The Opposition parties in different states should have projected Rahul Gandhi, the President of the Congress which has a pan-India presence, as the Prime Minister candidate. There was nothing wrong for the regional parties to bargain for more seats but they should not have done the strategic blunder of not projecting someone who has a national perspective as the Prime Minister candidate.

The Congress’s manifesto was far better than the BJP’s in the context of the issues bedevilling the nation. It talked about the disaster that happened in the wake of demonetisation, unemployment, farm distress, economic slowdown and effective measures to ameliorate the condition of the aam admi at the national level.

But the manifesto, despite being very superlative in quality, failed to get the appropriate backing from the disoriented Opposition parties that signalled they were looking at their own survival rather than taking on the BJP head on.

It was not the battle of Modi versus Mamata Didi or Modi versus Mayawati and Akhilesh Yadav or Modi versus Tejaswhi Yadav. It was the battle between a fascist order and the marginalised people, unemployed youths, distressed farmers and persecuted minorities all across India. The disoriented Opposition parties failed to give a convincing platform to the people to express themselves in a united manner.

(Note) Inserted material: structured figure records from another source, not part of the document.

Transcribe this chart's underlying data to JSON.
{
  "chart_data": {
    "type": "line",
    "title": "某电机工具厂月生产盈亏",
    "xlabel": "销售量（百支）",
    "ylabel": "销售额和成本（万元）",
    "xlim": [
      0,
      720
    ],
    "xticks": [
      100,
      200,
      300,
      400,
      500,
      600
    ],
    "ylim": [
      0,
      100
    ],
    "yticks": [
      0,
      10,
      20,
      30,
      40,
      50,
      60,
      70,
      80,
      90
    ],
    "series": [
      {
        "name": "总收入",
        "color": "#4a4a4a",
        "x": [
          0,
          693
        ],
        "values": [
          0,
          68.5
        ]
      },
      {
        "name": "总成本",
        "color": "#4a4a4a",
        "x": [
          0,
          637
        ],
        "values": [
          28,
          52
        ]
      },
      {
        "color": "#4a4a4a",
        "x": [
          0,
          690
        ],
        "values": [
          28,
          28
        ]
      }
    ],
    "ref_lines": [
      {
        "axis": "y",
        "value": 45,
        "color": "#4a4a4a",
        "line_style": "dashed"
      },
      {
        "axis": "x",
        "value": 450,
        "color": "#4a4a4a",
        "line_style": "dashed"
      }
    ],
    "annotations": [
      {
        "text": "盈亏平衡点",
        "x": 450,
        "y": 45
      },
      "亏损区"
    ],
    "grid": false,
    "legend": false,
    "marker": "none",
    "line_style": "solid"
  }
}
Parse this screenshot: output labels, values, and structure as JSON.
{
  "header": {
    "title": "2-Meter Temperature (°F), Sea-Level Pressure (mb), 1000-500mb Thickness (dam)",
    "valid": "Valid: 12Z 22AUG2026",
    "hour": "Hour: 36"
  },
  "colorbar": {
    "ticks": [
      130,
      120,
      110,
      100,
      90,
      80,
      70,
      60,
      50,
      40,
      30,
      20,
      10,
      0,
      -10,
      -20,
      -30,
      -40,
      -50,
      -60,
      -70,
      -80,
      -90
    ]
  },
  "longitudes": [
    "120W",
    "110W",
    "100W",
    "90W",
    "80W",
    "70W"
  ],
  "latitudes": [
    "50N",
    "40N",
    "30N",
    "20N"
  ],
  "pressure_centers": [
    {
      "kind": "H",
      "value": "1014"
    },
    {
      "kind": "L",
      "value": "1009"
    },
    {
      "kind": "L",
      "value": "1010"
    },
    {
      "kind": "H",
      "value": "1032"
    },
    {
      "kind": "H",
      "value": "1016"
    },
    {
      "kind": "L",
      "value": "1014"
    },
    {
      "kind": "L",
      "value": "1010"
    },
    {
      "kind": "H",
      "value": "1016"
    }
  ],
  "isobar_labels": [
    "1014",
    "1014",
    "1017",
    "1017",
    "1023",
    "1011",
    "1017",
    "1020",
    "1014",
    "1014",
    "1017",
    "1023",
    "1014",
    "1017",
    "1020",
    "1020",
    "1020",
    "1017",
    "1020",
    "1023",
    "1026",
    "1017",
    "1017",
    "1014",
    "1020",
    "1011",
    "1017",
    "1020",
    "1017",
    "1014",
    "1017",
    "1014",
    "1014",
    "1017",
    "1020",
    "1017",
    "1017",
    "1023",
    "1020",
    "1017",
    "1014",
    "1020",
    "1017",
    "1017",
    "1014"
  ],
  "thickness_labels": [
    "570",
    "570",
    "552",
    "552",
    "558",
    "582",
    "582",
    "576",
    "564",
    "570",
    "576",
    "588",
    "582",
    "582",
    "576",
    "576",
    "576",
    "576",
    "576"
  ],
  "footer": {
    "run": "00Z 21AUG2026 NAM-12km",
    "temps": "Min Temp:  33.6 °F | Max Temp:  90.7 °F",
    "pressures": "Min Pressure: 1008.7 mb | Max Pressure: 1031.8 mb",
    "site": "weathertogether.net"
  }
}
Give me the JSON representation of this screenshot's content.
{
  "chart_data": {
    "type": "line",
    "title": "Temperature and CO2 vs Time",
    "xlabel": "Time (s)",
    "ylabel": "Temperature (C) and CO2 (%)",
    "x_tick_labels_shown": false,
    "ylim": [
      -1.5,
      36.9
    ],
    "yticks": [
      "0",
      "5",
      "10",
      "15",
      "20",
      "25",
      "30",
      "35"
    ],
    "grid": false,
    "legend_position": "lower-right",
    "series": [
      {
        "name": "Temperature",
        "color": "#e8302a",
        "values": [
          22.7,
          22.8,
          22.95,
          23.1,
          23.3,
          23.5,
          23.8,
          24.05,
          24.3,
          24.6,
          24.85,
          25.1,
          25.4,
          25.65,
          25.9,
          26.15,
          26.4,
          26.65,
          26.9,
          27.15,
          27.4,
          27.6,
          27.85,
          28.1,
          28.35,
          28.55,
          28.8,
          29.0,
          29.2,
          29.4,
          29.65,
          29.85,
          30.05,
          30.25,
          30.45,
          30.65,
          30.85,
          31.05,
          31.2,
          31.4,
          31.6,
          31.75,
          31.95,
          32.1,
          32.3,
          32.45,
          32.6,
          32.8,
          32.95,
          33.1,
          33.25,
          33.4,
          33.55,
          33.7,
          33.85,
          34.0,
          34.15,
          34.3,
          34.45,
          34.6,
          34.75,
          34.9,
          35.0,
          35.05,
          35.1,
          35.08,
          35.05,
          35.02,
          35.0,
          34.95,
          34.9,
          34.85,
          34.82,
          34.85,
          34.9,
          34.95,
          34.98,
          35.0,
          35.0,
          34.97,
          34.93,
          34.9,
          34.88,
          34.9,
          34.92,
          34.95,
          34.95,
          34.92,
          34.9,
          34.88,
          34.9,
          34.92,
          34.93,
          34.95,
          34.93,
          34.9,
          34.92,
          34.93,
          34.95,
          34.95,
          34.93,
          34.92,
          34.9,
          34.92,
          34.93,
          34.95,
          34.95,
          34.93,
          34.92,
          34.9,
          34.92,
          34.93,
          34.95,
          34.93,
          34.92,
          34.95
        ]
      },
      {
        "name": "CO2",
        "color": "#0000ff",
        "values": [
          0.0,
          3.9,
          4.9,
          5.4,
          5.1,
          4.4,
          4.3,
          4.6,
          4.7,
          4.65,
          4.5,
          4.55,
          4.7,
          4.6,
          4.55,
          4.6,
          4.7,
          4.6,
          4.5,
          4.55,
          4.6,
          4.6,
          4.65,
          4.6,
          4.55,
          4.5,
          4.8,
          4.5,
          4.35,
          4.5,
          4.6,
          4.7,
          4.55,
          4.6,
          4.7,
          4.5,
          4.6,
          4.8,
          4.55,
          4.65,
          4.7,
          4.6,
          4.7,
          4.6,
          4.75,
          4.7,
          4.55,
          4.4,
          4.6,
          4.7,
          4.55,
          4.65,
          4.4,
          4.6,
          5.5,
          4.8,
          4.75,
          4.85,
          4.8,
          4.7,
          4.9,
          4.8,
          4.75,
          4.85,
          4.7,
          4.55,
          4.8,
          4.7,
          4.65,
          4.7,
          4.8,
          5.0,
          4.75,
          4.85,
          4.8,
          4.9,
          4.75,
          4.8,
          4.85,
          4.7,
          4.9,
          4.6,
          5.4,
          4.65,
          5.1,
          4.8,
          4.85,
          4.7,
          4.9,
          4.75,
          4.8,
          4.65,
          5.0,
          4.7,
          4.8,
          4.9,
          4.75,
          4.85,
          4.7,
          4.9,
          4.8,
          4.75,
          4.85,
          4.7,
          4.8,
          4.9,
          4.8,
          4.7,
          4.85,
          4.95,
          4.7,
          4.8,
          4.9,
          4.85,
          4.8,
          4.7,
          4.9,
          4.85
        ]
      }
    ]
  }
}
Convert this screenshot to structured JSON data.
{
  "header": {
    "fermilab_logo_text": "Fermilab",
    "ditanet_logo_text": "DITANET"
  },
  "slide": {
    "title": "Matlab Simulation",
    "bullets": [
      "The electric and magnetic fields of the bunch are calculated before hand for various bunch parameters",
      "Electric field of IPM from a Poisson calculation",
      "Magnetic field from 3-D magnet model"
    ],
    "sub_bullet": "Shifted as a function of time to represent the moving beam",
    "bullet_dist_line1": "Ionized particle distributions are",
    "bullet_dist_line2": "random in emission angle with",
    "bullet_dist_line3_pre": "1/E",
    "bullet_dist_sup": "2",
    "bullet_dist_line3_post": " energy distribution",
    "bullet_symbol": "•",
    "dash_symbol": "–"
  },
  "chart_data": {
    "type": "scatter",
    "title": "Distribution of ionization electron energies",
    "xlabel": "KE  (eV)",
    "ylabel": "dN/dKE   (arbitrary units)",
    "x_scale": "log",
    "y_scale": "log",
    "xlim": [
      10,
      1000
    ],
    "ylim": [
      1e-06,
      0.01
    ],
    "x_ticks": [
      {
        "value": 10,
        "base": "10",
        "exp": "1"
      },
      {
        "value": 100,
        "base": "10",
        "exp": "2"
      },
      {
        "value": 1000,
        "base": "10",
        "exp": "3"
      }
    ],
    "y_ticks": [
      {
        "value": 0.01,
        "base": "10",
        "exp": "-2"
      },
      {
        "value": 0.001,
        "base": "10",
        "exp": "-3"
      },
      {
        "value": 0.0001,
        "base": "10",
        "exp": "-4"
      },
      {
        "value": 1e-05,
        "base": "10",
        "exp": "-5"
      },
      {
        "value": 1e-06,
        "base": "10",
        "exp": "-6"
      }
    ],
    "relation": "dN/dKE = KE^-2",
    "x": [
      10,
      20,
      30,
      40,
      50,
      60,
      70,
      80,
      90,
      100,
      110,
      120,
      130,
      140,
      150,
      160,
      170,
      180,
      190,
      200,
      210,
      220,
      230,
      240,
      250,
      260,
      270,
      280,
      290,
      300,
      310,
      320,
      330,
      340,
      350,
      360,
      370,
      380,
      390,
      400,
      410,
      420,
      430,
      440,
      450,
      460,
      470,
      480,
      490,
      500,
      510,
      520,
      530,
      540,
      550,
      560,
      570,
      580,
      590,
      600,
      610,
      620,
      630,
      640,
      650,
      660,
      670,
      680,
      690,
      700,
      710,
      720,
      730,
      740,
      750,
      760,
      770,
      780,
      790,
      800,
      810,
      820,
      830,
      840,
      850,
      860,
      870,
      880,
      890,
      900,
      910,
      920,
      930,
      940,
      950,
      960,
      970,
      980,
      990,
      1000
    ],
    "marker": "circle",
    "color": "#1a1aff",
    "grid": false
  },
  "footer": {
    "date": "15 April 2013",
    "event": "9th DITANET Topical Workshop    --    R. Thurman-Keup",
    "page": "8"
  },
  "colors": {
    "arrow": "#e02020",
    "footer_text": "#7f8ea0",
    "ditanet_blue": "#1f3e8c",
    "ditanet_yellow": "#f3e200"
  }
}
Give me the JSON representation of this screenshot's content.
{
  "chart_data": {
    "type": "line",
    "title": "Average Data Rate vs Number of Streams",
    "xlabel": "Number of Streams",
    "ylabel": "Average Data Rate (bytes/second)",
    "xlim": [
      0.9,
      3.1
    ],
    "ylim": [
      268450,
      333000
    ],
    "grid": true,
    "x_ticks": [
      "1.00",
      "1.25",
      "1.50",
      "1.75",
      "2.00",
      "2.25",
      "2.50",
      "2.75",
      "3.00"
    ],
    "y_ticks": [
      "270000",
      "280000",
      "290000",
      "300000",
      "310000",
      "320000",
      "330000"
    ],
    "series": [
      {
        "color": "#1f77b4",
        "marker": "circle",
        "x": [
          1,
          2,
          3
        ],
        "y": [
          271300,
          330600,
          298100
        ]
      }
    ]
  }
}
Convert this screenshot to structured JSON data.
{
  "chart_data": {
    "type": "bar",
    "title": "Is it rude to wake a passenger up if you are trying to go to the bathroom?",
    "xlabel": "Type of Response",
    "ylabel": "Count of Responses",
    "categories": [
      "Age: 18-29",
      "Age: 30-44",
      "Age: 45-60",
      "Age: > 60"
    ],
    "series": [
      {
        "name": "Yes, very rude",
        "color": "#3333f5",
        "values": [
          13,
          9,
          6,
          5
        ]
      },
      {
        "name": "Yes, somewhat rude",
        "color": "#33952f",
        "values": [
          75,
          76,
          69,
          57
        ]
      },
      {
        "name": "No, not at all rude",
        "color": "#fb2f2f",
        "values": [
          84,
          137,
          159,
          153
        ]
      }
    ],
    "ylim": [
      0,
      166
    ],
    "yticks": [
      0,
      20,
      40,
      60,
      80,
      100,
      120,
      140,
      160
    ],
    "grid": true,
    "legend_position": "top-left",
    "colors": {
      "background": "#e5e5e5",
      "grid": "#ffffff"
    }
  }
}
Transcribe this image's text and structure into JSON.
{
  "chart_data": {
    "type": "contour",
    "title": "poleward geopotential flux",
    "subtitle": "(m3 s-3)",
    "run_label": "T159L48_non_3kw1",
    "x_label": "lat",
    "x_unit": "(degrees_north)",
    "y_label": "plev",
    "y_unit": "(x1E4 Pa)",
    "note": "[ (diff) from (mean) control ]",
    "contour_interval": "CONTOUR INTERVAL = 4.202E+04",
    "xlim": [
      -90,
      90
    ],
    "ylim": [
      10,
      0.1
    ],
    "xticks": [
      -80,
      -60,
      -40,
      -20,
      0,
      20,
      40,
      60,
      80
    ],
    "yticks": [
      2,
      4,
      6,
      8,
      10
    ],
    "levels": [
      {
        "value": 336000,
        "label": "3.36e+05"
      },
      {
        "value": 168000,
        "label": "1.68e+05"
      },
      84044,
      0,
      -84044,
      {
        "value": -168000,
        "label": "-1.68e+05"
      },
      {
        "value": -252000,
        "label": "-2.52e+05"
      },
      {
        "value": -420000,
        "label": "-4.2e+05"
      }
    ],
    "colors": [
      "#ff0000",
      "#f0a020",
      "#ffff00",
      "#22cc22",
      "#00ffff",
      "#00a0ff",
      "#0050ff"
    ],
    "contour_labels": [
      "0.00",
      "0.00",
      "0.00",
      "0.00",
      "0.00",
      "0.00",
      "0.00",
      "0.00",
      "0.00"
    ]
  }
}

Some analysts are saying that India has changed and the philosophy of Godse has replaced that of Mahatma Gandhi. Asaduddin Owaisi has stated that the Hindu mind has been “rigged”. Others say that people have supported Modi breaking the “myth” of caste and creed. They cite the example of a terror accused, Pragya Thakur, defeating Digivijay Singhji in Bhopal. I hear some others saying that Hedgewar and Golwalkar have replaced Gurudev Rabindranath Tagore and Ishwar Chandra Vidyasagar as the icons in Bengal. These are foolish talk.

The result in a particular election can never alter the reality in as diverse and plural a country as India. It is the land of Gandhi, JP, Tagore, Pariyar, Jyotiba Phule, Ambedkar and will remain so. Our land has been cradle of composite culture for ages and will remain so.

Prime Ministers and chief ministers will keep on coming and going. But this nation will live and survive with its multi-cultural ethos. It is foolhardy to interpret the electoral success of a party — which has failed on all fronts of education, unemployment, poverty and deprivation — as something like drastic change in the social and political behaviour of the people.

Yes, it is a victory of the BJP and its Prime Minister, Narendra Modi, and a strategic failure of the Opposition but nothing beyond that.

India is large and diverse country. Elections keep happening regularly. The Opposition parties should work on their strategies in their respective states. They should boost the morale of their workers and people who have fought relentlessly against the unjust and atrocious order.

Leaving their comfort zone, they should hit the streets living with the pains and agonies of the people in the Indian hinterland. The tables will be turned sooner than later.